O legado de Angela Merkel
A chanceler, de 65 anos de idade, está na reta final do mandato e da sua carreira. A Alemanha vai às urnas daqui a pouco mais de um ano, e Merkel já confirmou que não se recandidata, nem sequer tem intenções de continuar na política ativa. Por isso, esta será a última oportunidade de Angela Merkel consolidar o seu legado na política alemã e europeia.
"Acredito que a chanceler possa usar esta coincidência da pandemia para aparecer nos anais da história, no capítulo da política europeia", afirma à Renascença o politólogo alemão Frank Decker, professor na Universidade de Bona. "Em retrospetiva, se não fosse esta crise, a chanceler poderia ter sido descrita maioritariamente como um 'travão'. Mas Merkel não quer ser vista como alguém que não contribuiu para o avanço da integração europeia."
A chanceler tem seis meses na presidência da União Europeia para o fazer. "Estamos cientes de que há muitas expetativas em relação à presidência alemã. Queremos atender a estas expetativas, trabalhando para sairmos juntos desta crise e, ao mesmo tempo, preparando a Europa para o futuro", disse Merkel.

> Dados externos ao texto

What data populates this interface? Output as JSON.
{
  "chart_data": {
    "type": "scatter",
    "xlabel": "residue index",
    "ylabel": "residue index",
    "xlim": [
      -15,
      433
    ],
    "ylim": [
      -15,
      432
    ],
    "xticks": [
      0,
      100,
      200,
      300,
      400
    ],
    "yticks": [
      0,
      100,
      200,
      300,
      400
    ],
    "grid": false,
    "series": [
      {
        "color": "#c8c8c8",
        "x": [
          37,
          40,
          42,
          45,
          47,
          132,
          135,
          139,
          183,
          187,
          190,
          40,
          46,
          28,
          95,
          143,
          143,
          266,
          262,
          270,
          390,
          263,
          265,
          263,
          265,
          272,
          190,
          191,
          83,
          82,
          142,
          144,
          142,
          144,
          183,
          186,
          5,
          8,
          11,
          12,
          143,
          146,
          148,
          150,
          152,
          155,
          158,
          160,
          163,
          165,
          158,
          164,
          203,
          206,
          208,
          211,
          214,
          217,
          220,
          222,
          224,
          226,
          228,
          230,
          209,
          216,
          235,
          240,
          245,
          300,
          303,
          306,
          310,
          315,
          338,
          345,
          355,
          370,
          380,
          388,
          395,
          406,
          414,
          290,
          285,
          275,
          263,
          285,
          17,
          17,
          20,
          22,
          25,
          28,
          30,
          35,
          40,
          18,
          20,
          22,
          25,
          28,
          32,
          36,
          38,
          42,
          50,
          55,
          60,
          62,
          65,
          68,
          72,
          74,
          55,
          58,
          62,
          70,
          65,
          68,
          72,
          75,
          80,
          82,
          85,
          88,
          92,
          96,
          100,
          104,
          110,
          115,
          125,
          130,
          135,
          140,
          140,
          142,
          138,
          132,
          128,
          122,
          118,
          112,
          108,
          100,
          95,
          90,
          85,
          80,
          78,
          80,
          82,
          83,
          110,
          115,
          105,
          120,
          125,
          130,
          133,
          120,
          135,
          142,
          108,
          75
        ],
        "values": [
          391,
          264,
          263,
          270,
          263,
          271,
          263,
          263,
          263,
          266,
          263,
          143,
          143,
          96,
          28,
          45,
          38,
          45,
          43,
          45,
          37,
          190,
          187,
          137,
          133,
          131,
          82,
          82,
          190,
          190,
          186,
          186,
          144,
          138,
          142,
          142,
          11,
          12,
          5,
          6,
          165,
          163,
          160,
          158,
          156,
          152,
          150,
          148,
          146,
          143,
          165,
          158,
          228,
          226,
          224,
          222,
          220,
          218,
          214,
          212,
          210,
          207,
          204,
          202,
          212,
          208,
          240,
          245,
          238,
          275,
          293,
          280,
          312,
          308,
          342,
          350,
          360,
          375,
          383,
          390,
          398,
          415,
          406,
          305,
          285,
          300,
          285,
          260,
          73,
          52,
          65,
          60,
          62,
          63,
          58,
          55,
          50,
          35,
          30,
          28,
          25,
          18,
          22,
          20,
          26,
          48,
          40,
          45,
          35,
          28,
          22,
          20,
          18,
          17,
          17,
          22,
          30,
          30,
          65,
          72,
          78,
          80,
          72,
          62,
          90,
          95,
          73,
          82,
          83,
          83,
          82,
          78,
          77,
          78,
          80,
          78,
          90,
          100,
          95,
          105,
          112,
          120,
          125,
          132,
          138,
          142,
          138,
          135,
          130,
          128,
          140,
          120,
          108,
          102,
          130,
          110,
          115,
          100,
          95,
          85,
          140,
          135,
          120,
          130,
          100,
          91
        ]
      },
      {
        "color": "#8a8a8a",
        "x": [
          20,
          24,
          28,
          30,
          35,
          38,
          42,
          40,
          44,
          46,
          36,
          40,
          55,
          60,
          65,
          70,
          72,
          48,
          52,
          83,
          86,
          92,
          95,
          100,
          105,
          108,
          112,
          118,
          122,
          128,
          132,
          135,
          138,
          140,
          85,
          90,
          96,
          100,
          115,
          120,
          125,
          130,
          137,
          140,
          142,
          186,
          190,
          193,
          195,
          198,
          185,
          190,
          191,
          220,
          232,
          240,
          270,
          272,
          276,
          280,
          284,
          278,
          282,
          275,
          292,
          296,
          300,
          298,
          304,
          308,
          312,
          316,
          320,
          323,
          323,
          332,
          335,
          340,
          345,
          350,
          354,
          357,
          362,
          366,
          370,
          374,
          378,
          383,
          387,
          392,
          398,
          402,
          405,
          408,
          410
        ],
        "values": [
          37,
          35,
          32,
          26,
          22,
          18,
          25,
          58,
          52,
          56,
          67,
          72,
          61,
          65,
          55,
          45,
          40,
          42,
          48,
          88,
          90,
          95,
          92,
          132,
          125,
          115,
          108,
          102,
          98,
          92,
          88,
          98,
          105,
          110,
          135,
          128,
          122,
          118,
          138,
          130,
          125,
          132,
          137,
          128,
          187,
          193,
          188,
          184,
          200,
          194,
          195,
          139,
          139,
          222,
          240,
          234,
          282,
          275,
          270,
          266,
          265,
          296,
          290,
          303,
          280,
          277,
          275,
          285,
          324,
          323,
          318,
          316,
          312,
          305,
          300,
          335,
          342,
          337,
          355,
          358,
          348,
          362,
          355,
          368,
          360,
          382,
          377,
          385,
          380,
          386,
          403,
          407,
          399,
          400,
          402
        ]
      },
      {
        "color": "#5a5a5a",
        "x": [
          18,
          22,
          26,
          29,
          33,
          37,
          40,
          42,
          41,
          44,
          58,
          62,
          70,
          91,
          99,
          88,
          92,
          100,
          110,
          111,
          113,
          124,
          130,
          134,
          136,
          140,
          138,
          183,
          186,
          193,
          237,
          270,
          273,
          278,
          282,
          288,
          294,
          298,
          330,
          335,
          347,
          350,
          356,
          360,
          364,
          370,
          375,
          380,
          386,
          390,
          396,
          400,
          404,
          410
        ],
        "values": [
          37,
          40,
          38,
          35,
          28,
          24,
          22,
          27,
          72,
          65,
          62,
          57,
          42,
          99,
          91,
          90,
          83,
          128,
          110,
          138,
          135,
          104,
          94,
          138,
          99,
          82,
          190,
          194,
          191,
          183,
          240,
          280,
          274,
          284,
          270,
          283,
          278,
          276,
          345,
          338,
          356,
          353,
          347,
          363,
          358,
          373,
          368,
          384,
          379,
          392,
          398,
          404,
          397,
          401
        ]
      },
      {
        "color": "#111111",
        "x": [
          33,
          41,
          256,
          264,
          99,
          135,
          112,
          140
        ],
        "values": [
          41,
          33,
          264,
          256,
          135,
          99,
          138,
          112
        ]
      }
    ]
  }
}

Em 2007, foi durante a presidência alemã da União Europeia que se começou a alinhavar o que mais tarde viria a ser o Tratado de Lisboa, depois dos eleitores da França e da Holanda chumbarem em referendo o projeto de uma Constituição europeia. Treze anos depois, certamente a tarefa não será menos desafiante. Nos próximos meses, a UE precisará de uma liderança forte da Alemanha, escreveu em março a investigadora Jana Puglierin no site do Conselho Europeu de Relações Exteriores. "Berlim não se pode dar ao luxo de voltar à paralisia pré-coronavírus quando a pandemia se começar a extinguir. A UE terá de concentrar as energias na reconstrução da economia europeia e na recuperação da competitividade."
No entanto, não há apenas a crise do coronavírus por resolver. As negociações sobre o pós-Brexit, as alterações climáticas, a reforma da política de asilo da União Europeia, a digitalização e as relações com os EUA e a China são outros temas urgentes que estarão em cima da secretária da gestora de crises, Angela Merkel.
A chanceler começa a presidência da UE com um novo ânimo, refere o politólogo Frank Decker. Em fim de mandato, "Angela Merkel poderia não conseguir mudar muita coisa, porque todos estariam já a pensar no seu sucessor. Mas a crise do coronavírus transformou tudo": Merkel terá provado, tanto dentro como fora da Alemanha, que, se há coisa que sabe fazer bem, é gerir crises. Sendo assim, poderá usar esta influência renovada para "construir pontes" e alcançar compromissos de forma que a Europa possa sair da pandemia mais forte.